La hora de la verdad

El Estado español nunca, nunca, nunca facilitará algún gesto que ponga en cuestión su integridad territorial. Al contrario, la defenderá con todos los recursos que tenga a su alcance, legítimos e ilegítimos. No hace mucho, el director de un diario español -no nacionalista, naturalmente- dijo a un consejero de la Generalitat: “Por encima de la verdad está la unidad de España”. ¡Ya está todo dicho! Las élites españolas sienten pánico ante la hipótesis de la secesión. Pero no tanto por las consecuencias económicas y sociales, sino porque sería el fracaso definitivo de su histórico proyecto nacional uniformista -la ” una y grande “-, y les obligaría a repensar la nación. Es una obviedad que nuestra secesión plantea más incertidumbres de futuro en España que en Cataluña.

La consecuencia directa de esta primera constatación es que la independencia de Cataluña pasará, tarde o temprano, por la ruptura con la legalidad española. Decir que “si ellos quieren, es posible” [hacerlo de manera legal] es tanto como reconocer que legalmente será imposible: ellos no lo quieren. En esto, los dirigentes españoles no han engañado nunca. Por tanto, ni a la independencia, ni a la consulta, que es el paso previo, no se puede llegar de manera “legal y acordada”. Suponer un acuerdo previo para que el Estado haga la vista gorda ante una consulta que nos acercaría a la independencia es del género cómico. O trágico. Seamos serios: España no es ni el Reino Unido ni Canadá, lo que constituye una de las principales razones para querer irse.

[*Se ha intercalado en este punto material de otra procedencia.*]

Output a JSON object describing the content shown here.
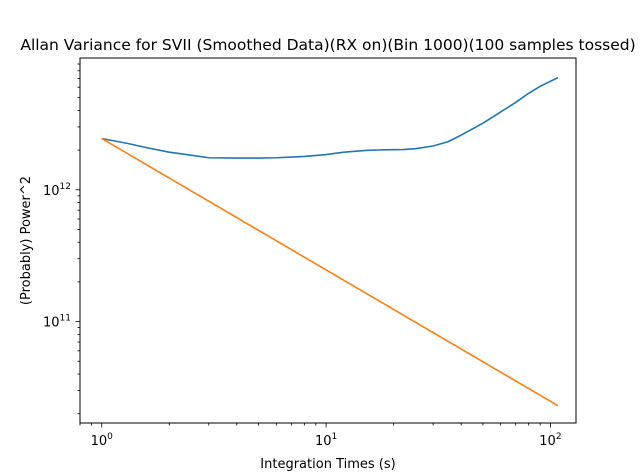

Si esto es así, la decisión más difícil que tenemos ante nosotros es determinar cuándo y de qué manera debe producirse esta ruptura. Aquí no valen frivolidades, y las precipitaciones arrebatadas se pueden pagar tan caras como las dilaciones inútiles. Entre otras condiciones, hay que tener la certeza de que se cuenta con el apoyo mayoritario de los catalanes. Hay que hacerlo de manera que se evite el descrédito internacional. Y hay que tener la capacidad de gestionar la decisión de manera razonable, esto es, que al día siguiente nuestras instituciones tengan suficiente autoridad como para ser obedecidas sin muchos contratiempos.

Hay que entender que la consulta del 9-N todavía no conlleva la ruptura de la integridad territorial española, y menos antes de saber el resultado, claro. La consulta representa un desafío al orden constitucional español, sí, pero al día siguiente, desde el punto de vista institucional, todo sería como el día anterior. Ahora bien: una respuesta afirmativa a la independencia daría un mandato claro a nuestras instituciones democráticas, ahora sí, para iniciar el proceso de negociación hacia la secesión. La proclamación de la independencia, en cualquier caso, aún tardaría entre uno y dos años. La ruptura se hará en dos tiempos, por lo tanto.

Acatar ahora una hipotética suspensión del 9-N por parte del Tribunal Constitucional lo único que haría es aplazar -por decirlo en palabras del presidente Mas- “la hora grande que nos espera”. Se puede trasladar el momento cero a unas elecciones con carácter plebiscitario -de resultado siempre más confuso que lo que se derive de la consulta-, pero al día siguiente volveríamos a estar en el mismo lugar que el 9-N. Con una mayoría explícitamente independentista en el Parlamento, habría que volver a desafiar la legalidad constitucional española. ¿Tendría ninguna ventaja? ¿En Cataluña, habría más o menos consenso? ¿España se sentiría más obligada a atendernos? ¿El mundo lo entendería mejor?

En definitiva, ahora mismo la cuestión es saber si el factor tiempo nos va a favor o en contra. ¿Tiene algún sentido aplazar unos meses “la hora grande” (por razón de la gobernación del país, por la necesaria unidad de los partidos, por el apoyo popular, por el reconocimiento internacional)? Francamente: no sé ver qué sentido tendría aplazar el desafío.